An estimated one million people (and likely more) in the U.S. do not identify with their sex assigned at birth, yet have been largely “invisible” in health care research because gender identity is rarely measured in nationally representative health survey and administrative datasets, or electronic health record systems. Gender identity is not currently measured in Medicare, but the authors used a Centers for Medicare and Medicaid services algorithm to identify beneficiaries likely to be gender minorities.

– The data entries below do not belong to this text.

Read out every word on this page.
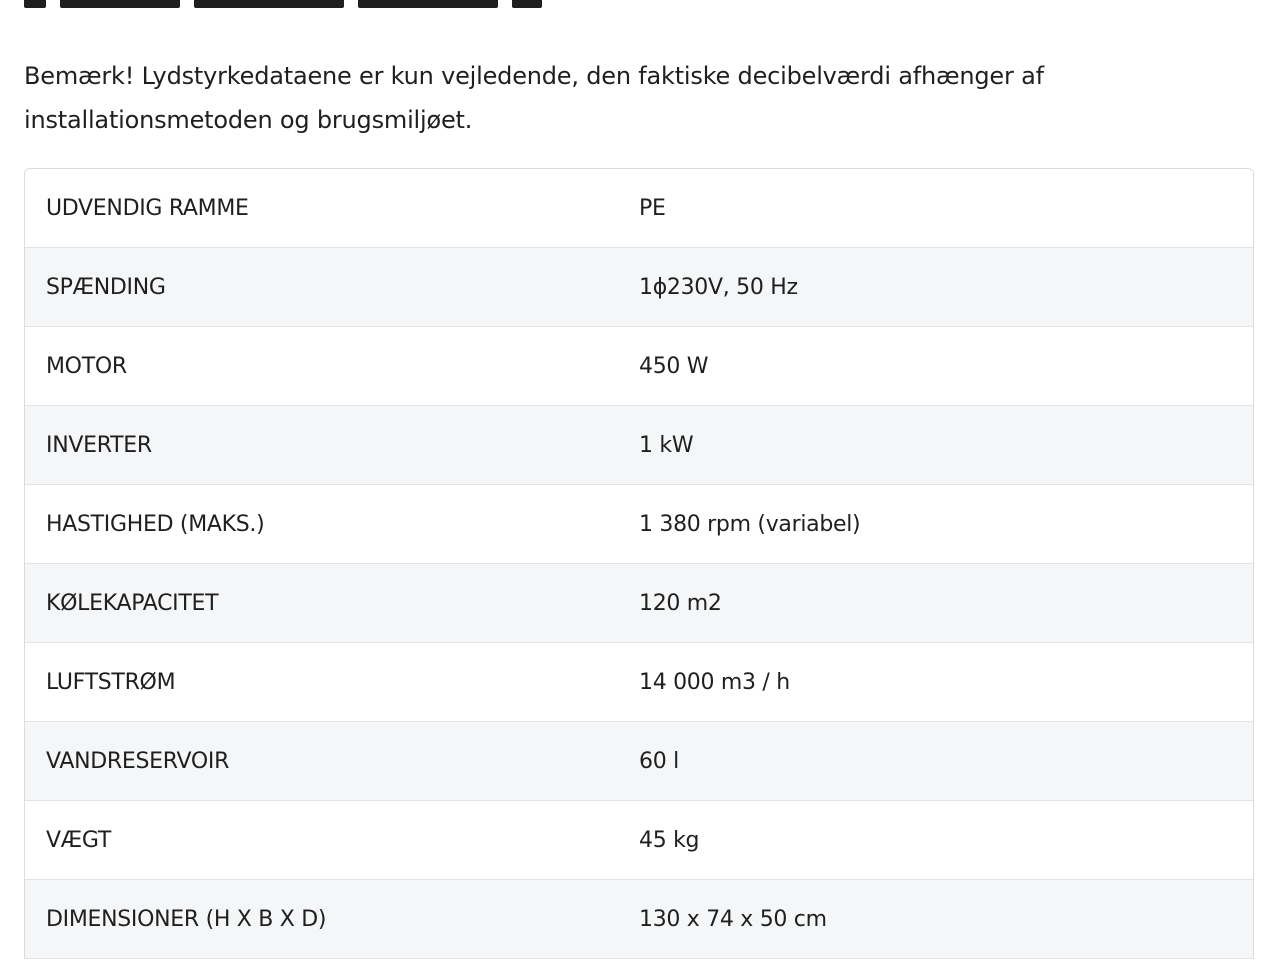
Bemærk! Lydstyrkedataene er kun vejledende, den faktiske decibelværdi afhænger af installationsmetoden og brugsmiljøet.

UDVENDIG RAMME	PE
SPÆNDING	1ɸ230V, 50 Hz
MOTOR	450 W
INVERTER	1 kW
HASTIGHED (MAKS.)	1 380 rpm (variabel)
KØLEKAPACITET	120 m2
LUFTSTRØM	14 000 m3 / h
VANDRESERVOIR	60 l
VÆGT	45 kg
DIMENSIONER (H X B X D)	130 x 74 x 50 cm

In this study, gender minority people were more likely to have mental health conditions and to be low-income (eligible for Medicaid) than non-gender minority beneficiaries. Some of the largest differences for health care use were found for outpatient mental health visits and emergency department use. Adjusting for age and presence of mental health conditions, annual outpatient mental health visits were about 178 percent higher in gender minorities vs. non-gender minorities in the group over aged 65, and 63 percent higher in the disabled beneficiary group. After adjusting for age and mental and physical comorbidities, annual emergency department use rates were about 35 percent higher for gender minorities in the group over 65, and 15 percent higher for the disabled group. Preventive care visits were mostly similar by gender identity.

"These findings point to a need for more research and policy efforts to improve the identification of gender identity across data sources," said Dr. Progovac. "Strategies must be developed to improve the health for gender minority individuals who have been largely 'invisible' in national health research."

“Identifying Gender Minority Patients’ Health and Health Care Needs in Administrative Claims Data.”
Ana M. Progovac, Benjamin Lê Cook, Alex McDowell, Timothy B. Creedon, Ye Wang, Brian Mullin, Maria Jose Sanchez and Mark A. Schuster. Health Affairs, March 5, 2018.